We live in a world where love, gentle parenting, LGBTQ activism, social justice reform and science have brought us to a place where people who choose to parent are able to do so with integrity and a full spectrum of choices to support optimum health and attachment within their created families.
Co-Nursing in Lesbian Families
Most lesbian women who get pregnant and give birth can breastfeed their babies. One advantage families with two mommies have is that both parents may breastfeed their babies. If the non-gestational parent chooses to induce lactation, both moms can share in breastfeeding, or “co-nursing.” Inducing lactation for the mother who doesn’t give birth does requires time and preparation, but it can give her the bonding and maternal health benefits breastfeeding offers.
Also, with co-nursing, there’s so much more milk to go around, making everyone’s breastfeeding goals a little easier. Many gestational mamas welcome the opportunity to share the responsibility of nighttime breastfeeding with their wife or partner! To learn more about induced lactation, see our article on breastfeeding for adoptive and surrogate parents.
When two cisgender gay men choose to have a baby, either through adoption or surrogacy, they will be bottle feeding. But that doesn’t necessarily mean feeding infant formula. There are many options to bottle feed human breastmilk from surrogates or a donor, to name two.
Surrogate Milk: Couples who create their family with a surrogate often include lactation, pumping and the provision of breastmilk in their contracts. This lets baby receive milk that’sfull of beneficial hormones and antibodies and made to meet baby’s individual nutritional and immunological needs.
Banked Donor Milk: The Human Milk Bank Association of North America is 18 non-profit milk banks in the US and Canada that accept milk from donors who have been screened for substances and risk factors and tested for blood-borne diseases. Donated milk is tested and pasteurized before distribution.
Milk banks primarily provide donor milk to hospitals, but they also provide milk for babies at home who have certain medical or feeding issues. Banked donor milk is a scarce resource so it’s not usually available to healthy adopted babies, but there are some exceptions. Due to its scarcity and cost incurred with screening and processing, it’s not cheap. Learn more at hmbana.org.
Informal Donor Milk: Milk sharing is as old as humanity. Long ago, wet nurses were life-saving and sustaining for children whose mothers who didn’t make enough milk or who died in childbirth. Because human milk offers such significant health benefits, some families still seek donors through informal milk sharing networks like Human Milk 4 Human Babies or Eats on Feets. Know it’s against the law to sell or purchase human breastmilk this way in the U.S.
Transgender mothers and fathers can make milk and feed their babies, just like cisgender women can. Both men and women have breast tissue—just add a functional pituitary gland. This process can be incredibly empowering and affirming for transgender parents; it can create feelings of gender dysphoria for others. Only you can decide what is right for you or your family.
Transgender Fathers: Transgender men who choose to gestate and give birth may also choose to chest-feed/nurse their babies as the process is usually biological and physiologically normal. Transgender fathers who haven’t been pregnant may also choose to induce lactation.
In doing so, transgender fathers may experience breast tissue growth and swelling, both during pregnancy and the postpartum period, as their mammary glands begin lactating. Avoid binding during this process, especially after your milk “comes in” during the postpartum period, as this can lead to plugged milk ducts, mastitis, and a lot of pain and potentially, infection.
Even if you have previously had surgery, you will likely still experience mammary growth, estrogen, progesterone, and prolactin will be busy doing their jobs.
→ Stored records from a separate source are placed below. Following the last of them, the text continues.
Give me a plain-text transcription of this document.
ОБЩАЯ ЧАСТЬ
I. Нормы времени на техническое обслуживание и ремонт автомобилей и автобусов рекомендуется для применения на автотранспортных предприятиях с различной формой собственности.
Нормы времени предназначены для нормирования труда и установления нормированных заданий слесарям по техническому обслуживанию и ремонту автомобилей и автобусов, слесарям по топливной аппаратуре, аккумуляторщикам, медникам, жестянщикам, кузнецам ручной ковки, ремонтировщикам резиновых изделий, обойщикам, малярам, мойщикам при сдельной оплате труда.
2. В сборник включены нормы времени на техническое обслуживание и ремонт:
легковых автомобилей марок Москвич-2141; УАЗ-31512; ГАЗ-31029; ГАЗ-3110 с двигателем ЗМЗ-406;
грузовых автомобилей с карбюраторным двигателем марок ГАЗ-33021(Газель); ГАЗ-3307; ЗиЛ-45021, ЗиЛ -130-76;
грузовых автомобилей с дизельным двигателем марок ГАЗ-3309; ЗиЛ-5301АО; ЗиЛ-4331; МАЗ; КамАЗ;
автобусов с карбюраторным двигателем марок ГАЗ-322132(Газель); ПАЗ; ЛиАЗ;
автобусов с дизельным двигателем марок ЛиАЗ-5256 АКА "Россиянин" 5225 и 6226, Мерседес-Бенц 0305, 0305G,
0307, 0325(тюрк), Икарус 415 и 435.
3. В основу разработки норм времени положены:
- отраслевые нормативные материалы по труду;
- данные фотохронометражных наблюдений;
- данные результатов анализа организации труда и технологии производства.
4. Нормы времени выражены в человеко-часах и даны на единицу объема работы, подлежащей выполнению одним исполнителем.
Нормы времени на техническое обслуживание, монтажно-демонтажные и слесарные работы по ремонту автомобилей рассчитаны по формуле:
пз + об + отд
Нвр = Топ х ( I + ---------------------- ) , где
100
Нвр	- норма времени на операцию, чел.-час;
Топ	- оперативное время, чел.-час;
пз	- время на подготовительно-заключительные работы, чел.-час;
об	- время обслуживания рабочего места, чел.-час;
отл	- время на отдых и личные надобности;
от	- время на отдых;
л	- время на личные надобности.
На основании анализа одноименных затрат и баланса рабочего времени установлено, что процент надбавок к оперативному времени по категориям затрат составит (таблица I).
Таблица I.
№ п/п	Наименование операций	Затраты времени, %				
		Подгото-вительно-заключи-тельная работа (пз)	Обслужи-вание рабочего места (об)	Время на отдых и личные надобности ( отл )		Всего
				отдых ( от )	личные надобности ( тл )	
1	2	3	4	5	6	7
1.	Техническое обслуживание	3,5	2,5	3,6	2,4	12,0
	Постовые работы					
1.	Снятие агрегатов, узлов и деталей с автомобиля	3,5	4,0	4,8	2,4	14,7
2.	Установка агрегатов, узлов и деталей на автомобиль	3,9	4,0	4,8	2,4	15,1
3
This may create feelings of gender dysphoria, particularly among men who never felt comfortable having breasts. Those feelings are OK! This is where lots of support and self-awareness are key.
How much milk you make will depend in part on biology and technique, as well as whether you’ve had top surgery. If you’ve had this surgery, your milk production may be limited by the extent of glandular tissue that was removed. Still, regarding human milk feeding, every drop counts! Consider working with an LGBTQ-informed International Board Certified Lactation Consultant (IBCLC) at ilca.org to maximize your success.
Transgender Mothers: There have been remarkable breakthroughs on lactation for transgender women. Recently, Transgender Health published the journey of a transgender woman who had completed her transition six years prior and who successfully induced lactation. In this case, her breast development had reached Tanner Stage V, meaning her breasts were well-developed. She had not undergone any gender-affirming surgeries. While she did have to supplement her baby’s feedings with formula beginning at six weeks, she continued to breastfeed. This transgender woman’s success with lactation was comparable to what we would have expected in a cisgender woman who induced lactation.
It’s important to work closely with both an LGBTQ-informed endocrinologist and an IBCLC regarding which lactation induction method may work best for you, and success varies from woman to woman, depending largely on how completely developed a woman’s breasts are before she begins the process of inducing lactation. In addition, gender affirming breast surgery is not required, and may make lactation more difficult.